Splunk IPO kills, lives up to expectations

Erik Swan of Splunk at Structure:Data 2012

(c) 2012 Pinar Ozger. pinar@pinarozger.com

The widely anticipated Splunk IPO has not disappointed, with shares up nearly 90 percent from their opening price at one point Thursday.

This initial excitement is hardly surprising given the interest in Big Data in general, and Splunk in particular. Big Data refers to massive amounts of structured, unstructured and semi-structured data that is generated not only by standard-issue computers but sensors and all manner of devices and machinery not to mention social networks. This is information that many companies want to winnow for useful insights. Splunk’s technology searches, analyses and visualizes that data. Customers include Bank of America, Comcast, Salesforce.com and Zynga.

Earlier this week, Splunk had expected an opening price range between $ 11 and $ 14 per share but it ended up pricing 13.5 million shares at $ 17 each. At 11:16 a.m. shares were up 87.65 percent to $ 31.75 per share, prompting one observer to call it a 1999-style spike. The action was so intense it tripped a NYSE circuit breaker designed to curb volatile trading.
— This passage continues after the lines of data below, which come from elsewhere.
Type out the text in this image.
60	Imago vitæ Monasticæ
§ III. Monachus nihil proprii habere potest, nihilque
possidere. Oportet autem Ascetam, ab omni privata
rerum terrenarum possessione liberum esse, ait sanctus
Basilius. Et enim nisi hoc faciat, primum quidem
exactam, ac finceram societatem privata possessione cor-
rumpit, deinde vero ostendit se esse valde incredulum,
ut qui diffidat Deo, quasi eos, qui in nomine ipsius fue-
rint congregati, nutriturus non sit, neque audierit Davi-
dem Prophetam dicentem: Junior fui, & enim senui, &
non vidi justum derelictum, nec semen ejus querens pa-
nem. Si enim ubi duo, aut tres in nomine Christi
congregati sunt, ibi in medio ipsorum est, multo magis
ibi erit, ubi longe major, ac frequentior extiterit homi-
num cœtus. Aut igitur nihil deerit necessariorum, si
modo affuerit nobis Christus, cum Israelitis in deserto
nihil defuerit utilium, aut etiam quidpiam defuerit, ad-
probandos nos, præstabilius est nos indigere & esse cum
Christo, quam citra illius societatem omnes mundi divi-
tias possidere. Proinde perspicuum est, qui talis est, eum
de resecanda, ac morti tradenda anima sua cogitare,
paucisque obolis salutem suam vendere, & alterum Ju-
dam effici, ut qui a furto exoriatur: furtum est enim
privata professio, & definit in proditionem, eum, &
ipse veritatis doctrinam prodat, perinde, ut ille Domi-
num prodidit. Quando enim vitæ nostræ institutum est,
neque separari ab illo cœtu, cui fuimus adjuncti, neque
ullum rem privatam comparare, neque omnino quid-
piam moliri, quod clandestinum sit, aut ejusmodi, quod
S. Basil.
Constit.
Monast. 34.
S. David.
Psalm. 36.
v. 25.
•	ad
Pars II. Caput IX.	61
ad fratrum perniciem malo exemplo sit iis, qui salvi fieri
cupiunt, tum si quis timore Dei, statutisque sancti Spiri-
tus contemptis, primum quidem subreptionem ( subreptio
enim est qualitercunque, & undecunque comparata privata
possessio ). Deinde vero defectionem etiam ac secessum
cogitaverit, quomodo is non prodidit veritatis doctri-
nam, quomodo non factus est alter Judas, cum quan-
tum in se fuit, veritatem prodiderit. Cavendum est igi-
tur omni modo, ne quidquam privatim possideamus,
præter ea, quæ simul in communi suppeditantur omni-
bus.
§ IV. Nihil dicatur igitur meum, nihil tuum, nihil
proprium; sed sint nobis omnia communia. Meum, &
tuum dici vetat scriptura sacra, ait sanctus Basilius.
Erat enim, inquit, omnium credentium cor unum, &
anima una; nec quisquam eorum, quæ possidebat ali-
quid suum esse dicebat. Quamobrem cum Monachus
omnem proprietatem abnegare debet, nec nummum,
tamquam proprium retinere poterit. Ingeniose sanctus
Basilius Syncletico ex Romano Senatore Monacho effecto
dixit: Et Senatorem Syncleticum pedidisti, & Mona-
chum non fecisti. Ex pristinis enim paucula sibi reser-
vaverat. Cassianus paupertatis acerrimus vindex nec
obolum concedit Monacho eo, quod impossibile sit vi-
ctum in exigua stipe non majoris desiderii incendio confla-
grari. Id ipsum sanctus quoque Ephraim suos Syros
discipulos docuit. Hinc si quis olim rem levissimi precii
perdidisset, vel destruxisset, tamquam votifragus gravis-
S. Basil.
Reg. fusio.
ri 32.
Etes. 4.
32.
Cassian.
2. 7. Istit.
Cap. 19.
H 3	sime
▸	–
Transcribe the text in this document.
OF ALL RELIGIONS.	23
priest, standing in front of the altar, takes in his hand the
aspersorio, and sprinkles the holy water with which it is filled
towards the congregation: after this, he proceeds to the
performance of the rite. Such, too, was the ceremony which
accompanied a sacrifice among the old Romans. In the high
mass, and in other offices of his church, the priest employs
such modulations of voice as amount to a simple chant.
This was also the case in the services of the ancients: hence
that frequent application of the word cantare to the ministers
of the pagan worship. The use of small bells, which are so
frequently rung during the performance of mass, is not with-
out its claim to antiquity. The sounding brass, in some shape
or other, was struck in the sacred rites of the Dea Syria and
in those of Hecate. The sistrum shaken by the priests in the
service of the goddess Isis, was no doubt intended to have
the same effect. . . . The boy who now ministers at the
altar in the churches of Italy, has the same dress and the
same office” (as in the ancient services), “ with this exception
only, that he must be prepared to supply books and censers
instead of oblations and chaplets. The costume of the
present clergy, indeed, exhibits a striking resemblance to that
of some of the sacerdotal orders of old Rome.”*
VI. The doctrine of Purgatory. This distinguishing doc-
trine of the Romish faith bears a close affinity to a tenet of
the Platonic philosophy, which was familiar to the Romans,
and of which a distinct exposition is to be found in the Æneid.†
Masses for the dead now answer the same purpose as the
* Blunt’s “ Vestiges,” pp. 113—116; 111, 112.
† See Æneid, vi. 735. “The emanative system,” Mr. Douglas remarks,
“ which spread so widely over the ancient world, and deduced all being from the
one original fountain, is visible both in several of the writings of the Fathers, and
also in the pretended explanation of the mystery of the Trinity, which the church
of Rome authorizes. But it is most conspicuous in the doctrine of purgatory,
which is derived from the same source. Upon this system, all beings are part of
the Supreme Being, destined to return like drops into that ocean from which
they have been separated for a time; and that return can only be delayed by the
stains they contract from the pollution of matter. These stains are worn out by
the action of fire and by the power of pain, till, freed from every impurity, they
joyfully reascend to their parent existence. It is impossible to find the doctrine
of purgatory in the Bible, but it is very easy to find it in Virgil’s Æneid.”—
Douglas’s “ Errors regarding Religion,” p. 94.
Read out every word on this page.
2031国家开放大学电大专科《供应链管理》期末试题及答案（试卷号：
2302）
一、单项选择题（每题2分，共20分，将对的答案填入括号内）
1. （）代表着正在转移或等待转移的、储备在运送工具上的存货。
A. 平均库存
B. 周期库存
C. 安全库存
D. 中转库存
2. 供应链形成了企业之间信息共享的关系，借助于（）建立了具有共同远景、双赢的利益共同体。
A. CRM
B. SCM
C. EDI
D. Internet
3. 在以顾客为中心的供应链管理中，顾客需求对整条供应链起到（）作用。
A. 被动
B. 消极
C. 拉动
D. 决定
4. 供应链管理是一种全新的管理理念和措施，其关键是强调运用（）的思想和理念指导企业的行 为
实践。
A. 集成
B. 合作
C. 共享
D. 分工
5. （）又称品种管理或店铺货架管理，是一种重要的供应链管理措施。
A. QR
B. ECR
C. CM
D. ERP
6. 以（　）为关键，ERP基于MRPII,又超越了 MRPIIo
Reuters reported that nearly 11 million shares had changed hands as of 10:30 a.m.

Splunk, based in San Francisco, lost $ 11 million on revenue of $ 121 million for its fiscal year ending in January.

What’s driving this Splunk mania is the belief that, despite all the hype, the era of big data is just beginning, a point that Splunk CTO and co-founder Erik Swan addressed at the GigaOM Structure Data Conference last month.  Big data startups and old-line companies like EMC, IBM and Microsoft agree that there’s a lot of work left to do make that Big Data searchable, manageable and understandable by mere mortals.